• Wamena Berdarah : Solusi Penyelesaian Masalah Wamena 2003 Yang Seharusnya Bisa Dilakukan

    Wamena


    Solusi Penyelesaian masalah Wamena 2003



    Masalah HAM di wamena 2003 merupakan pelanggaran HAM berat, diatur dalam undang-undang yakni pasal 9 UU No. 26 tahun 2000 (unsur kejahatan kemanusiaan). Beberapa solusi yang tepat diharapkan mampu untuk menangani dan menyelesaikan kasus Wamena Berdarah 2003 untuk penegakan HAM serta tanggung jawab terhadap korban beserta keluarga korban. Berikut adalah beberapa solusinya:



    1. Pemerintah segera membentuk pengadilan ad hoc untuk menangani kasus tersebut. Dalam Penyelesaian Masalah Hak Asasi Manusia yang diatur dalam UU No. 26 tahun 2000 tentang pengadilan Hak Asasi Manusia memberikan ketentuan sebagai berikut: 



    Pasal 18 


    (1) Penyelidikan terhadap pelanggaran hak asasi manusia yang berat dilakukan oleh Komisi Nasional Hak Asasi Manusia. 


    (2) Komisi Nasional Hak Asasi Manusia dalam melakukan penyelidikan sebagaimana dimaksud dalam ayat (1) dapat membentuk tim ad hoc yang terdiri atas Komisi Hak Asasi Manusia dan unsur masyarakat. 



    Pasal 19 


    (1) Dalam melaksanakan penyelidikan sebagaimana dimaksud dalam Pasal 18, penyelidik berwenang: 


    a. Melakukan penyelidikan dan pemeriksaan terhadap peristiwa yang timbul dalam masyarakat yang berdasarkan sifat atau lingkupnya patut diduga terdapat pelanggaran hak asasi manusia yang berat; 


    b. Menerima laporan atau pengaduan dari seseorang atau kelompok orang tentang terjadinya pelanggaran hak asasi manusia yang berat, serta mencari keterangan dan barang bukti;


    c. Memanggil pihak pengadu, korban, atau pihak yang diadukan untuk meminta dan didengar keterangannya;


    d. Memanggil saksi untuk diminta dan didengar kesaksiannya;


    e. Meninjau, dan mengumpulkan keterangan ditempat kejadian dan tempat lainnya yang dianggap perlu; 


    f. Memanggil pihak terkait untuk memberikan keterangan secara tertulis atau menyerahkan dokumen yang diperlukan sesuai dengan aslinya. 

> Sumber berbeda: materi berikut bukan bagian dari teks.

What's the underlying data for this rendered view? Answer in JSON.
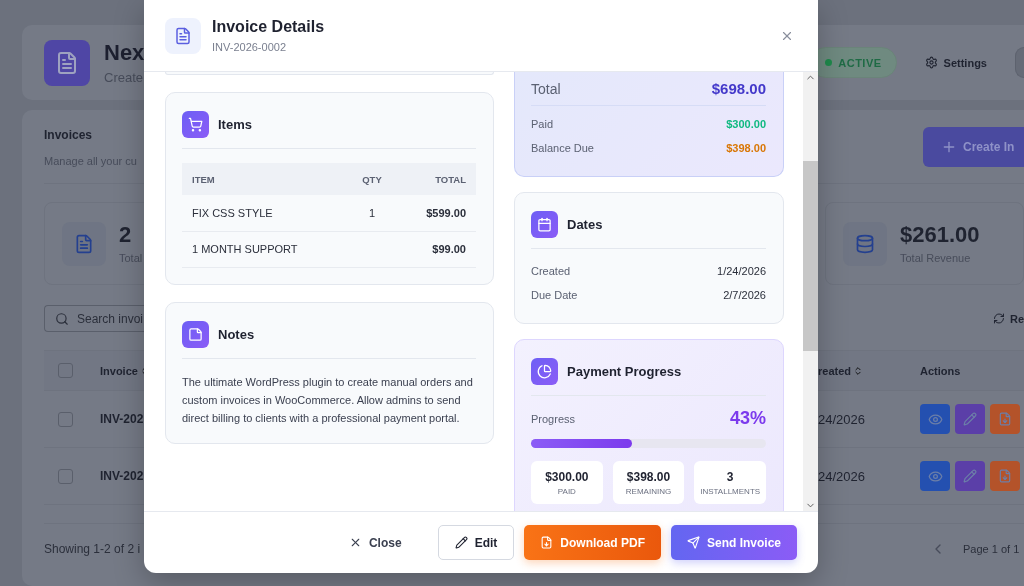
{
  "background": {
    "header": {
      "title": "Nex",
      "subtitle": "Create",
      "status": "ACTIVE",
      "settings": "Settings"
    },
    "invoices": {
      "title": "Invoices",
      "subtitle": "Manage all your cu",
      "create_button": "Create In"
    },
    "stats": [
      {
        "value": "2",
        "label": "Total"
      },
      {
        "value": "$261.00",
        "label": "Total Revenue"
      }
    ],
    "search": {
      "placeholder": "Search invoi"
    },
    "refresh": "Re",
    "table": {
      "all_checked": false,
      "columns": [
        "Invoice",
        "reated",
        "Actions"
      ],
      "rows": [
        {
          "checked": false,
          "invoice": "INV-202",
          "created": "24/2026"
        },
        {
          "checked": false,
          "invoice": "INV-202",
          "created": "24/2026"
        }
      ]
    },
    "footer": {
      "showing": "Showing 1-2 of 2 i",
      "page": "Page 1 of 1"
    }
  },
  "modal": {
    "title": "Invoice Details",
    "subtitle": "INV-2026-0002",
    "items": {
      "title": "Items",
      "columns": [
        "ITEM",
        "QTY",
        "TOTAL"
      ],
      "rows": [
        [
          "FIX CSS STYLE",
          "1",
          "$599.00"
        ],
        [
          "1 MONTH SUPPORT",
          "",
          "$99.00"
        ]
      ]
    },
    "notes": {
      "title": "Notes",
      "text": "The ultimate WordPress plugin to create manual orders and custom invoices in WooCommerce. Allow admins to send direct billing to clients with a professional payment portal."
    },
    "totals": [
      {
        "kind": "total",
        "label": "Total",
        "value": "$698.00"
      },
      {
        "kind": "paid",
        "label": "Paid",
        "value": "$300.00"
      },
      {
        "kind": "due",
        "label": "Balance Due",
        "value": "$398.00"
      }
    ],
    "dates": {
      "title": "Dates",
      "rows": [
        {
          "label": "Created",
          "value": "1/24/2026"
        },
        {
          "label": "Due Date",
          "value": "2/7/2026"
        }
      ]
    },
    "progress": {
      "title": "Payment Progress",
      "label": "Progress",
      "percent": "43%",
      "level": 0.43,
      "stats": [
        {
          "value": "$300.00",
          "label": "PAID"
        },
        {
          "value": "$398.00",
          "label": "REMAINING"
        },
        {
          "value": "3",
          "label": "INSTALLMENTS"
        }
      ]
    },
    "buttons": [
      {
        "kind": "ghost",
        "label": "Close"
      },
      {
        "kind": "outline",
        "label": "Edit"
      },
      {
        "kind": "pdf",
        "label": "Download PDF"
      },
      {
        "kind": "primary",
        "label": "Send Invoice"
      }
    ]
  }
}
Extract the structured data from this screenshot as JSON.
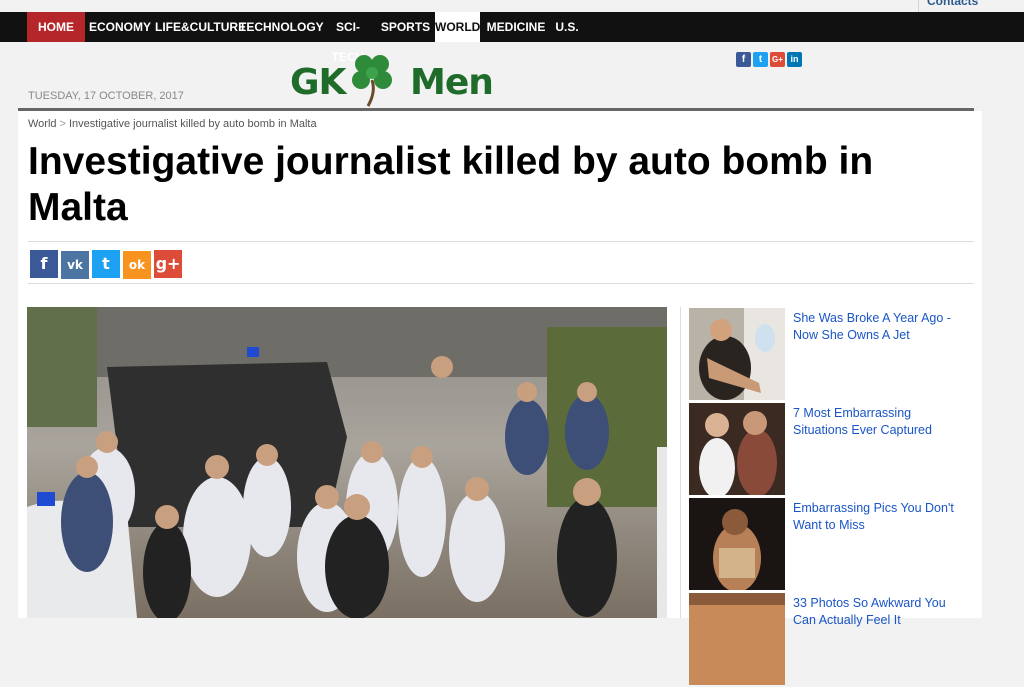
{
  "top_links": {
    "contacts": "Contacts"
  },
  "nav": {
    "items": [
      {
        "label": "HOME",
        "key": "home"
      },
      {
        "label": "ECONOMY",
        "key": "economy"
      },
      {
        "label": "LIFE&CULTURE",
        "key": "lifeculture"
      },
      {
        "label": "TECHNOLOGY",
        "key": "technology"
      },
      {
        "label": "SCI-TECH",
        "key": "scitech"
      },
      {
        "label": "SPORTS",
        "key": "sports"
      },
      {
        "label": "WORLD",
        "key": "world",
        "active": true
      },
      {
        "label": "MEDICINE",
        "key": "medicine"
      },
      {
        "label": "U.S.",
        "key": "us"
      }
    ]
  },
  "header": {
    "date": "TUESDAY, 17 OCTOBER, 2017",
    "logo_left": "GK",
    "logo_right": "Men",
    "social": [
      {
        "name": "facebook-icon",
        "glyph": "f",
        "color": "#3b5998"
      },
      {
        "name": "twitter-icon",
        "glyph": "t",
        "color": "#1da1f2"
      },
      {
        "name": "google-plus-icon",
        "glyph": "G+",
        "color": "#dd4b39"
      },
      {
        "name": "linkedin-icon",
        "glyph": "in",
        "color": "#0077b5"
      }
    ]
  },
  "breadcrumb": {
    "section": "World",
    "separator": ">",
    "current": "Investigative journalist killed by auto bomb in Malta"
  },
  "article": {
    "title": "Investigative journalist killed by auto bomb in Malta"
  },
  "share": [
    {
      "name": "facebook-share-icon",
      "glyph": "f",
      "color": "#3b5998"
    },
    {
      "name": "vk-share-icon",
      "glyph": "vk",
      "color": "#4c75a3"
    },
    {
      "name": "twitter-share-icon",
      "glyph": "t",
      "color": "#1da1f2"
    },
    {
      "name": "odnoklassniki-share-icon",
      "glyph": "ok",
      "color": "#f7931e"
    },
    {
      "name": "google-plus-share-icon",
      "glyph": "g+",
      "color": "#dd4b39"
    }
  ],
  "sidebar": {
    "items": [
      {
        "title": "She Was Broke A Year Ago - Now She Owns A Jet"
      },
      {
        "title": "7 Most Embarrassing Situations Ever Captured"
      },
      {
        "title": "Embarrassing Pics You Don't Want to Miss"
      },
      {
        "title": "33 Photos So Awkward You Can Actually Feel It"
      }
    ]
  }
}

    Dalam pasal ini menentukan bahwa dalam pelaksanaan penyidikan perkara Hak Asasi Manusia diselenggarakan oleh Komisi nasional Hak Asasi Manusia dengan membentuk Tim Ad hoc yang terdiri dari komisi nasional Hak Asasi Manusia dan unsur anggota masyarakat sehingga berjalan nya penyidikan ini juga tidak terpaut atas keputusan komisi nasional Hak Asasi Manusia tetapi juga dari elemen masyarakat yang tergabung dalam tim Ad hoc yang dibentuk



    2. Pemberian ganti rugi atas adanya kasus tersebut yang banyak memakan korban karena pengusiran dari kampung halaman sehingga terserang penyakit, kelaparan, dan kematian, pembunuhan, penyiksaan, dll. Sehingga keluarga korban yang masih hidup atau keluarga korban mendapat keadilan atas kasus yang dialaminya.



    3. Kejaksaan Agung dan Komnas HAM agar segera melakukan koordinasi yang baik untuk mendorong kemajuan yang berarti bagi proses hukum kasus Wamena dan Wasior dan hentikan sandiwara lempar-melempar berkas kasus sebagai langka memperkokoh lingkaran impunitas.



    4. Pemerintah Daerah Provinsi Papua, DPRP, Komnas HAM Daerah Papua dan Majelis Rakyat Papua agar segera mengambil langka nyata untuk mendorong kasus ini ke Pengadilan HAM dan mengevaluasi seluruh kejahatan Negara di Tanah Papua. Tahapan penyelidikan dalam pelanggaran Hak Asasi Manusia adalah kewenangan Komnas HAM berdasarkan Undang-Undang No. 39 Tahun 1999 yang hasilnya selalu merekomendasikan adanya pelanggaran HAM. Komnas HAM dalam menjalankan perannya melakukan penyelidikan terhadap kasus-kasus pelanggaran HAM yang dibuktikan dengan rekomendasi-rekomendasi Komnas HAM dalam kasus-kasus pelanggaran Hak Asasi Manusia. 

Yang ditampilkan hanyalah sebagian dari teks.